If facing end-stage organ failure, a kidney, pancreas, liver, lung, intestine or heart transplant will help you embrace life again.
Due to a rise in the number of reported cases of flu and other respiratory viruses, IU Health is restricting visitors at some of its healthcare locations to protect patients and prevent further spreading. View full details.
Chelsea Hamilton is a surgical technologist at IU Health University Hospital. When she’s in the OR, she tries to stay one step ahead of the surgeons - thinking of their needs.

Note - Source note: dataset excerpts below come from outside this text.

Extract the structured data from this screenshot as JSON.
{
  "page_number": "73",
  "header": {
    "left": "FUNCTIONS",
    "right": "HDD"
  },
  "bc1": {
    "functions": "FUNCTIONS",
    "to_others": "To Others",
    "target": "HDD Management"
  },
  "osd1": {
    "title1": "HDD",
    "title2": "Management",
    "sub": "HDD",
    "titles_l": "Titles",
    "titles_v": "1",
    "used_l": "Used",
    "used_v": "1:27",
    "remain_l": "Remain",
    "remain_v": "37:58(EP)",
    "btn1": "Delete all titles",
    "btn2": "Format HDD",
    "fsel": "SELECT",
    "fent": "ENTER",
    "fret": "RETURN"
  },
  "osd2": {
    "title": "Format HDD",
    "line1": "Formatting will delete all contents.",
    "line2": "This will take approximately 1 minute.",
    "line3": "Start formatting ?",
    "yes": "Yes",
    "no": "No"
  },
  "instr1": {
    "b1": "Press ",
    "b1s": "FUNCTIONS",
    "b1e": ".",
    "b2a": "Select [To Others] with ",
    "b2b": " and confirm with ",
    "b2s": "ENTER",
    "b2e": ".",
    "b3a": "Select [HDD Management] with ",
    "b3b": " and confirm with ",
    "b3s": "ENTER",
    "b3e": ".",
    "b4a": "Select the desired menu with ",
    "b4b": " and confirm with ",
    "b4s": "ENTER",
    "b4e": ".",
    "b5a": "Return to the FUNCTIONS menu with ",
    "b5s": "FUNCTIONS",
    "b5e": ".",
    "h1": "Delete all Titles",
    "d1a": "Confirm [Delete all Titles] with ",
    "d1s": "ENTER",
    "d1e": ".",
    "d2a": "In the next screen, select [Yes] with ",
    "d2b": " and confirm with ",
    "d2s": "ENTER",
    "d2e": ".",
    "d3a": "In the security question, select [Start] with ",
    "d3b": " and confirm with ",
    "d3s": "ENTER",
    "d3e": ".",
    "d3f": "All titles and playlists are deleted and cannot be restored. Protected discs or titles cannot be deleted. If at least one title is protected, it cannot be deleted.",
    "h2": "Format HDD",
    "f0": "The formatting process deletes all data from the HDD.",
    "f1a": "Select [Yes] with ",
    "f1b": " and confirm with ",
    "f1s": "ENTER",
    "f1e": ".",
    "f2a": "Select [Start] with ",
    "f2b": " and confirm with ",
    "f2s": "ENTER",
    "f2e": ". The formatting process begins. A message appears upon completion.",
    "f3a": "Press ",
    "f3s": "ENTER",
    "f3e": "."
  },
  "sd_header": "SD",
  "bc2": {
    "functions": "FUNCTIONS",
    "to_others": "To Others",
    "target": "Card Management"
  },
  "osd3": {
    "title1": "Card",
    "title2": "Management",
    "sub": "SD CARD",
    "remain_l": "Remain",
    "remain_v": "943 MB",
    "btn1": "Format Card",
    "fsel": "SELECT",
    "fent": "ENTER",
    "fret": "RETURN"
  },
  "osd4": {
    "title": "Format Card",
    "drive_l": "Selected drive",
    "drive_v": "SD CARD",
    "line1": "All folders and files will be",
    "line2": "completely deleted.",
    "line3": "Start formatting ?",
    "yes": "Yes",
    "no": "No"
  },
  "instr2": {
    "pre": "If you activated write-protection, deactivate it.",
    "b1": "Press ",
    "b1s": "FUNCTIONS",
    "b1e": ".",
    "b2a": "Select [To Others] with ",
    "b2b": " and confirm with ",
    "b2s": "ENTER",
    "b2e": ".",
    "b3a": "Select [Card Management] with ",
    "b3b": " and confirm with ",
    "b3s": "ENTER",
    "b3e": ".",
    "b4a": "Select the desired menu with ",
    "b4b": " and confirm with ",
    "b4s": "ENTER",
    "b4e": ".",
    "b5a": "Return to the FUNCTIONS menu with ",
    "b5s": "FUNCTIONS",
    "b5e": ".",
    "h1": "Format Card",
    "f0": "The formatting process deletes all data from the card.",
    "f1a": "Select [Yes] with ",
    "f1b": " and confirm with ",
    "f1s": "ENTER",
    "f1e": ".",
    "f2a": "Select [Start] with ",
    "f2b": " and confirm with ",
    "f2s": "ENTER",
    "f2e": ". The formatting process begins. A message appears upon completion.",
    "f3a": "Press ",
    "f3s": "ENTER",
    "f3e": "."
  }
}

By T.J. Banes, IU Health Senior Journalist, email@example.com
The transplant surgeons are systematic. Chelsea Hamilton has learned that sometimes it’s the patient that changes up a procedure.
Like a well-rehearsed dance, she methodically sets up the OR, counts the instruments, hands them to the tending surgeon, and then recounts the instruments at the close of the surgery. She started her clinicals at IU Health three years ago, worked in general surgery and then moved to transplant as a surgical technologist.
“Between the main attending surgeons there are a few differences, but for the most part they perform the surgeries the same. There may be something a little different about the patient’s anatomy but you get used to working with the same team,” said Hamilton. Her focus is on assisting in liver, kidney and multivisceral transplant surgeries.
The most challenging part of her role is the long hours and uncertainty of the call. She works on a six-week schedule with 10 off days. During those six weeks she can get a call at any time of the day or night.
“Kidney transplants are generally scheduled ahead so I could come in for a 7:30 a.m. surgery and then come back that night if there is an organ procurement and we schedule another surgery,” said Hamilton. Many of the surgeries can last hours.
“I really just go with the flow. If I’m in the grocery store line and I get the call, I go. I usually tell my friends, ‘I’ll make plans but I may need to cancel at the last minute,’” said Hamilton. When she’s not working, she’s hanging out with her dogs, going to dinner with friends, or enjoying a fire in her backyard pit.
What does she like best about her role in transplant?
“I love it because we know we are giving patients the gift of life.”